You should already be aware of just how important exercise and motion is for your health in general. The studies leave no question to the benefits of exercise but it’s also critical for proper immune function including the movement of immune cells and signaling molecules to all tissues. The lymphatic system is also dependent on motion to do its job. So get up and move every day and throughout the day. Prolonged sitting is thought by some to be as dangerous as cigarette smoking. So get up now and go to your kitchen for a glass of water and leave the cookies in the jar.

Better yet, don’t buy the cookies at all. The food you eat directly effects your ability to mount an immune defense. Eliminate processed sugar and concentrated sugars from your diet. That includes fruit juices, colas, candy bars and anything that has a high amount of concentrated sugar. Eliminate inflammatory foods. What may be inflammatory to you might not be to your significant other. Wheat, gluten, grains, and dairy are often an issue with some of us. Hopefully, you are already aware of food sensitivities that you have. Do eat lots of fruits and vegetables, especially those that are colorful. They are chocked full anti-oxidant flavonoids. Diversity is key. Don’t eat the same fruits and vegetables all the time. It will really help your gut and your microbiome. Eating fermented foods and yogurt help to diversify your gut flora. Much of your immune system resides in your gut. Taking care of it has multiple benefits.

Inflammation is your enemy so reduce your inflammatory food intake. Cut out fried food, processed food, foods that come in boxes and bags. These are going to deplete your antioxidant reserves and lead to more inflammation. I know you know this but sometimes we just need a reminder.

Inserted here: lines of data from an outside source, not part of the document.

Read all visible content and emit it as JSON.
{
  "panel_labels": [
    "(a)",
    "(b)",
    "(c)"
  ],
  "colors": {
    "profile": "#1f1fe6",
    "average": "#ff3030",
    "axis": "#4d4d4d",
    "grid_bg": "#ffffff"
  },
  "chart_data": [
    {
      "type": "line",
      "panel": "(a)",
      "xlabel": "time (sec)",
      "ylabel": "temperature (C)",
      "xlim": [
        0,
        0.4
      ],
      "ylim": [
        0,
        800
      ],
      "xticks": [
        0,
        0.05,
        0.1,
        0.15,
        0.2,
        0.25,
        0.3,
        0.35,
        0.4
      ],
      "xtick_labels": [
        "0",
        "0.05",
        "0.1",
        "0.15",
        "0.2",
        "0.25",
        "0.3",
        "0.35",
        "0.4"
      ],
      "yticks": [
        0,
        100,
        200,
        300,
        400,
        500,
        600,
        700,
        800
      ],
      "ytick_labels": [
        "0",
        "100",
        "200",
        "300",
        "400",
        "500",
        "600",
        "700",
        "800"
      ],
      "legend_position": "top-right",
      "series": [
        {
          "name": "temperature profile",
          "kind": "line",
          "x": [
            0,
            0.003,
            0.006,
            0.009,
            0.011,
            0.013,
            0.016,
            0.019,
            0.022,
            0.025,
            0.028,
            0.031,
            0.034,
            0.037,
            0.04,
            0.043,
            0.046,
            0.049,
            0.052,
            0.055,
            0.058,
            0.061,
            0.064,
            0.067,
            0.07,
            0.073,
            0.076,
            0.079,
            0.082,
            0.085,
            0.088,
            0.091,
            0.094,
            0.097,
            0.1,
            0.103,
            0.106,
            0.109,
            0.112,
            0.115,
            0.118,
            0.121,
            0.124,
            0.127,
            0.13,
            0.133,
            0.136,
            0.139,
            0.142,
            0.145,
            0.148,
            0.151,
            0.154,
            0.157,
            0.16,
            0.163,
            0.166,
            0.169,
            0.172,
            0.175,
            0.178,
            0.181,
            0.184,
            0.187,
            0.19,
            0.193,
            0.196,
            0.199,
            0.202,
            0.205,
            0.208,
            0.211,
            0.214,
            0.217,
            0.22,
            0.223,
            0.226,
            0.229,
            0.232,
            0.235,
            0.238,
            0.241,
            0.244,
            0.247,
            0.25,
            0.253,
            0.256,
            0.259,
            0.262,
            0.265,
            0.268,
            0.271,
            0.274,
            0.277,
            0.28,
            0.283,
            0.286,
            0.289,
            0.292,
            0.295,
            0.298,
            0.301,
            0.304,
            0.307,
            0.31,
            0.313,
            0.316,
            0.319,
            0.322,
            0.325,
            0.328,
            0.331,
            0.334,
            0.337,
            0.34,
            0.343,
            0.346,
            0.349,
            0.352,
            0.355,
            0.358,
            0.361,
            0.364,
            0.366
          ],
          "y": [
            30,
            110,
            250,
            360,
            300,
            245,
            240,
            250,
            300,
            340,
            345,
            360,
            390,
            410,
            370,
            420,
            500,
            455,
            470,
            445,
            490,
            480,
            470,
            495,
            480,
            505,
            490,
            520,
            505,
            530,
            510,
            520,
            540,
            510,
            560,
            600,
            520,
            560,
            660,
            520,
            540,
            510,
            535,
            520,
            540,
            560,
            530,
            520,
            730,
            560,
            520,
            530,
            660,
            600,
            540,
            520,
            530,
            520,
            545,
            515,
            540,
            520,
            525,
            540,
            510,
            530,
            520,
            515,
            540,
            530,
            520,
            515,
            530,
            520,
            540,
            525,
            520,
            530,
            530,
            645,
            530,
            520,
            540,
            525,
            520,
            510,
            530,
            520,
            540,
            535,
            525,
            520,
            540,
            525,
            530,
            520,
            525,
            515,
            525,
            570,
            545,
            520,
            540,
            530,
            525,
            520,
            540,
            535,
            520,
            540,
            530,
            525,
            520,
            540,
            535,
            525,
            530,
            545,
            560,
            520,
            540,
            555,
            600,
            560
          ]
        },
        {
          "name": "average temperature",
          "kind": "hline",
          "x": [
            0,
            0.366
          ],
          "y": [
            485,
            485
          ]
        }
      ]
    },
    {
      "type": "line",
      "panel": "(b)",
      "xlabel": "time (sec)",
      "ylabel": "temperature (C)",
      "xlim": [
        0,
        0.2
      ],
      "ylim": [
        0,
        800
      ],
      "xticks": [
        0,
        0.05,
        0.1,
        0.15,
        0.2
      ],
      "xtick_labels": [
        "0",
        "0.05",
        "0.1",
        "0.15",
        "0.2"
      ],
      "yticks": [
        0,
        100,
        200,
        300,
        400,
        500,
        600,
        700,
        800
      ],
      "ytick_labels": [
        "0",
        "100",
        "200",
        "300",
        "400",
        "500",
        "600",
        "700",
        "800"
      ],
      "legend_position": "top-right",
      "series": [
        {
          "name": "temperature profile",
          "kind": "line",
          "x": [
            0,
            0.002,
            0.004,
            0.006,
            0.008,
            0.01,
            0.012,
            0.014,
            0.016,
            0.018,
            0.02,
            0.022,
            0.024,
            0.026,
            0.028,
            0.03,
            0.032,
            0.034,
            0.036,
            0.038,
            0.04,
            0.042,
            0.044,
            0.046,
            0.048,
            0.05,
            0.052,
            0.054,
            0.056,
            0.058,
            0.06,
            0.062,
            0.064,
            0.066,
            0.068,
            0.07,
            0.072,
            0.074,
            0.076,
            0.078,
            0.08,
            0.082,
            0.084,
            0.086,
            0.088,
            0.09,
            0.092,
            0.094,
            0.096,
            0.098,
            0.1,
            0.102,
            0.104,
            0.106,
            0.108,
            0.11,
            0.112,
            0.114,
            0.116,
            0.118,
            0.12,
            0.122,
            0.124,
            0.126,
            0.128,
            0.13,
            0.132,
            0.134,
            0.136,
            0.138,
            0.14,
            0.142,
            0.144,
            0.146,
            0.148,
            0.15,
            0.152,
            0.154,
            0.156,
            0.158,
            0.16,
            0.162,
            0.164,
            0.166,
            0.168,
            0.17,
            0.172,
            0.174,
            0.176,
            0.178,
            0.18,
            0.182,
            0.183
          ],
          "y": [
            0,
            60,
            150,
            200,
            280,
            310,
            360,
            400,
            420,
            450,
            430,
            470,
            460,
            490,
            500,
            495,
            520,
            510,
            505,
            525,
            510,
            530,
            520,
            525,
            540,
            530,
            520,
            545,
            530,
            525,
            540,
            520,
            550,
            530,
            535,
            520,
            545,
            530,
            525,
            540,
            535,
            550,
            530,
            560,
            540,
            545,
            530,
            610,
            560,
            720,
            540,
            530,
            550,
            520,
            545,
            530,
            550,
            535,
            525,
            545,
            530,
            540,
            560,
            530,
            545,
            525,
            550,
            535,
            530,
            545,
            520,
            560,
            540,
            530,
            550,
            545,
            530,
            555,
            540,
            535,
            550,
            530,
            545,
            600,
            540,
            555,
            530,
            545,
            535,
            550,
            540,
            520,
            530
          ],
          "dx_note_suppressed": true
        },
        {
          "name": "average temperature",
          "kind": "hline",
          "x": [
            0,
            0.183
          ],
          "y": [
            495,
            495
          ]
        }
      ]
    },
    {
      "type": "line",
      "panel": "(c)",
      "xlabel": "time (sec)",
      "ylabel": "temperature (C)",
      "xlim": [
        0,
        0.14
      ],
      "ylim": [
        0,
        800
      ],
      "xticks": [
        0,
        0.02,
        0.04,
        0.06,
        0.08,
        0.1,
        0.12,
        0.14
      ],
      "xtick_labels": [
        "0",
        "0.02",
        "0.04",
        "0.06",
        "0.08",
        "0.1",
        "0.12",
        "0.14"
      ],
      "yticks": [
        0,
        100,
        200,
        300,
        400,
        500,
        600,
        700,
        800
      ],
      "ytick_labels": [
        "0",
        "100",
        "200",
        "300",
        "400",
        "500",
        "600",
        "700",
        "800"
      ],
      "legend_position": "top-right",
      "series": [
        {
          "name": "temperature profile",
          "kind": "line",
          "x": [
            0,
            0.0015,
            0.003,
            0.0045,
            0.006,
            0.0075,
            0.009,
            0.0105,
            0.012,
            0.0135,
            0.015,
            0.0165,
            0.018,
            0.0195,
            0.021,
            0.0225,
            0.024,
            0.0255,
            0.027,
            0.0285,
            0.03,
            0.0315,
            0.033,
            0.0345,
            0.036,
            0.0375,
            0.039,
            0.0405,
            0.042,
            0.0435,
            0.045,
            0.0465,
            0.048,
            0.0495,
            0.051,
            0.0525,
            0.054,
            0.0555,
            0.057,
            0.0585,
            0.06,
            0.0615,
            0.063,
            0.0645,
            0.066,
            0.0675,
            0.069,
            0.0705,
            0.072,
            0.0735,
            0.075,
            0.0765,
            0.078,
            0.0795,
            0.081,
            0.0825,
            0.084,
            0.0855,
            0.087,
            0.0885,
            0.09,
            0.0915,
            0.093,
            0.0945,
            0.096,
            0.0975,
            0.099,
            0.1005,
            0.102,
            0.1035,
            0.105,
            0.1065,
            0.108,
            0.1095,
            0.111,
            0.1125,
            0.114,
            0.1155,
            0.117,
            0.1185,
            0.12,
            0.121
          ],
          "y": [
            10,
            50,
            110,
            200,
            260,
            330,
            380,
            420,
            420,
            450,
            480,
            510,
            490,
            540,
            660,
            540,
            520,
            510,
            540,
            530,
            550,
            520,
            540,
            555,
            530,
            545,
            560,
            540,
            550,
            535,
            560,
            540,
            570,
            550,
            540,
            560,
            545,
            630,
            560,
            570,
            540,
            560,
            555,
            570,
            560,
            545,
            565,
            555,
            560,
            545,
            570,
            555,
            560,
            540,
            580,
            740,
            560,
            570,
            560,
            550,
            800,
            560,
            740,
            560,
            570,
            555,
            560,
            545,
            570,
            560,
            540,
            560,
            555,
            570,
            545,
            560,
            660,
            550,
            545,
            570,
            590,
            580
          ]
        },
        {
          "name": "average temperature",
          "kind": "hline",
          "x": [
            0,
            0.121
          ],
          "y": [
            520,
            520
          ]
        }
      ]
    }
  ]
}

We usually think of inflammation as the evil bad guy but in fact we need a certain amount of inflammation to repair a wound or fight an infection. What we want is a balance between our pro-inflammatory and anti-inflammatory systems. When your body is chronically inflamed it actually impairs your overall immune function to deal with a bacterial or viral infections. The more inflamed you are the less resilient your immune system becomes. So first eliminate those things that are inflammatory and as mentioned earlier eat an anti-inflammatory diet, try to avoid environmental pollutants and losing a few pounds of fat is beneficial in reducing inflammation. Fasting has been shown to reduce inflammation even intermittent fasting has multiple benefits which means you try to not eat for 12-16 hours in a day. Diabetics should consult their physician before starting any fast.

Did you ever think that laughing or for that matter crying could have an impact on your immune system? In fact they have profound physiological effects on the human body and a direct impact on immune function. Don’t you feel good after a good laugh? Dr. Kharrazian tells us that laughing triggers a release of opioids, and opioids have a very powerful effect by activating important immune cells called T-cells, natural killer cells and regulatory T cells. I encourage you to watch funny movies, and YouTube clips of your favorite comedians. Personally we love to watch Seinfeld bloopers and just about anything Robin Williams is in. But that’s just us. Find what makes you laugh and watch that before you go to bed.

If laughter is so good for us how could crying be beneficial? Turns out crying also impacts the release of opioids that support the immune system in the same way as laughing. Dr. K says if you’re dealing with chronic immune issues or you’re trying to improve immune resilience, it’s really important to think about some of the things that you have had some troubles with and just address them, and really experience that release by having a good cry.

So you definitely want to laugh and have comedy in your life when you’re trying to improve your immune resilience, and you also want to deal with some underlying emotions, crying and dealing with those emotions really help to modulate overall immune function.

This article has been about life style and immune resilience. As much as I want to discuss inflammation, genetics, and strategies to deal with those I’m going to save them for another article.